Maribel y el mar
Sucedió en una minúscula partícula de 
tiempo, en un pedazo de intervalo aparentemente inexistente pero tan 
real y violento como aquellos ojos enfermos. Fue un golpe, un sacudón, y
 a partir de aquel momento, la vida de Maribel ya no fue la misma.
La
 niña había nacido con una extraña malformación en la retina que la 
mantenía confinada en la vaguedad más absoluta. Sus ojos sólo podían 
entrever sombras y siluetas en blanco y negro. Sin embargo, para 
beneficiarse de semejante privilegio, necesitaba valerse de unas lentes 
especiales que ya formaban parte de su propia intimidad. 
Una mañana, 
tras el despertar, y atosigada por la caliente tozudez del mercurio, 
Maribel aprovechó el pesado sueño de su padre para bajar a la playa de 
la ensenada y refrescarse. Abrió la puerta de su habitación en cámara 
lenta, bajó las escaleras como si fuera una bailarina y, antes de salir,
 cogió las gafas. Ni bien llegar se acercó a la orilla, tocó el agua con
 la punta de sus pies y, como todos los días, divisó el aburrido 
blanquinegro del paisaje:
—Al menos me quedan tus caricias —le dijo al mar, mientras hundía sus tobillos en aquella masa acuosa.
Pero algo le había pasado al mar esa mañana que estaba raro, inquieto.
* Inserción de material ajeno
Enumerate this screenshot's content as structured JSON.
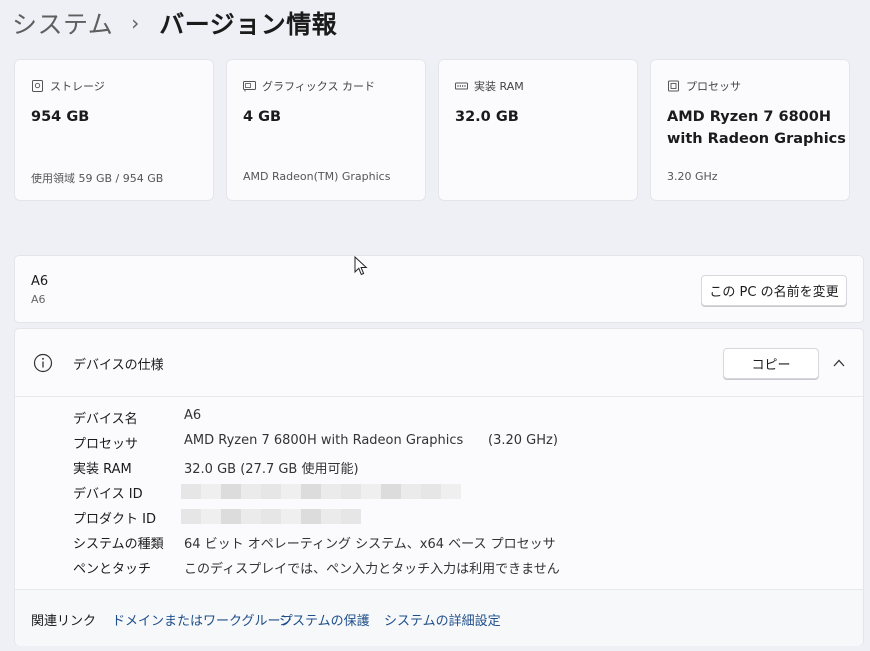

—¿Qué tienes hoy, que pareces turbado? —le preguntó, a la vez que se adentraba más y más entre sus brazos de sal.
Pero
 él miró para otro lado y no le respondió; y, sin dudarlo siquiera un 
segundo, apenas sentir sobre su manto azul la delicada piel de Maribel, 
le propinó un zarpazo en la cara que le arrancó las gafas de cuajo:
—¡Oh no!, ¡qué has hecho!, ¡no veo nada… no veo nada!, ¡estoy ciega! —se lamentó Maribel.
Pero el mar ni se inmutó, y se retiró a su guarida de arena y sal con el objeto de su rapiña.
Desde
 entonces, Maribel comenzó a sumergirse cada vez más en la tristeza de 
la oscuridad. Y así pasó todo el verano, y el otoño, y el invierno; 
hasta que una mañana de primavera, apenas despertar, comprobó con 
asombro que, tras el velo de sus ojos, surgía un tímido y brillante 
resplandor con olor a sal. Incrédula ante la evidencia, se los restregó 
una y otra vez. Y de pronto, allí , ante sus ojos, la inmensidad del 
mar: un azul marino repleto de corales, peces y sirenas que, desde aquella 
mañana de primavera, jamás dejó de ver.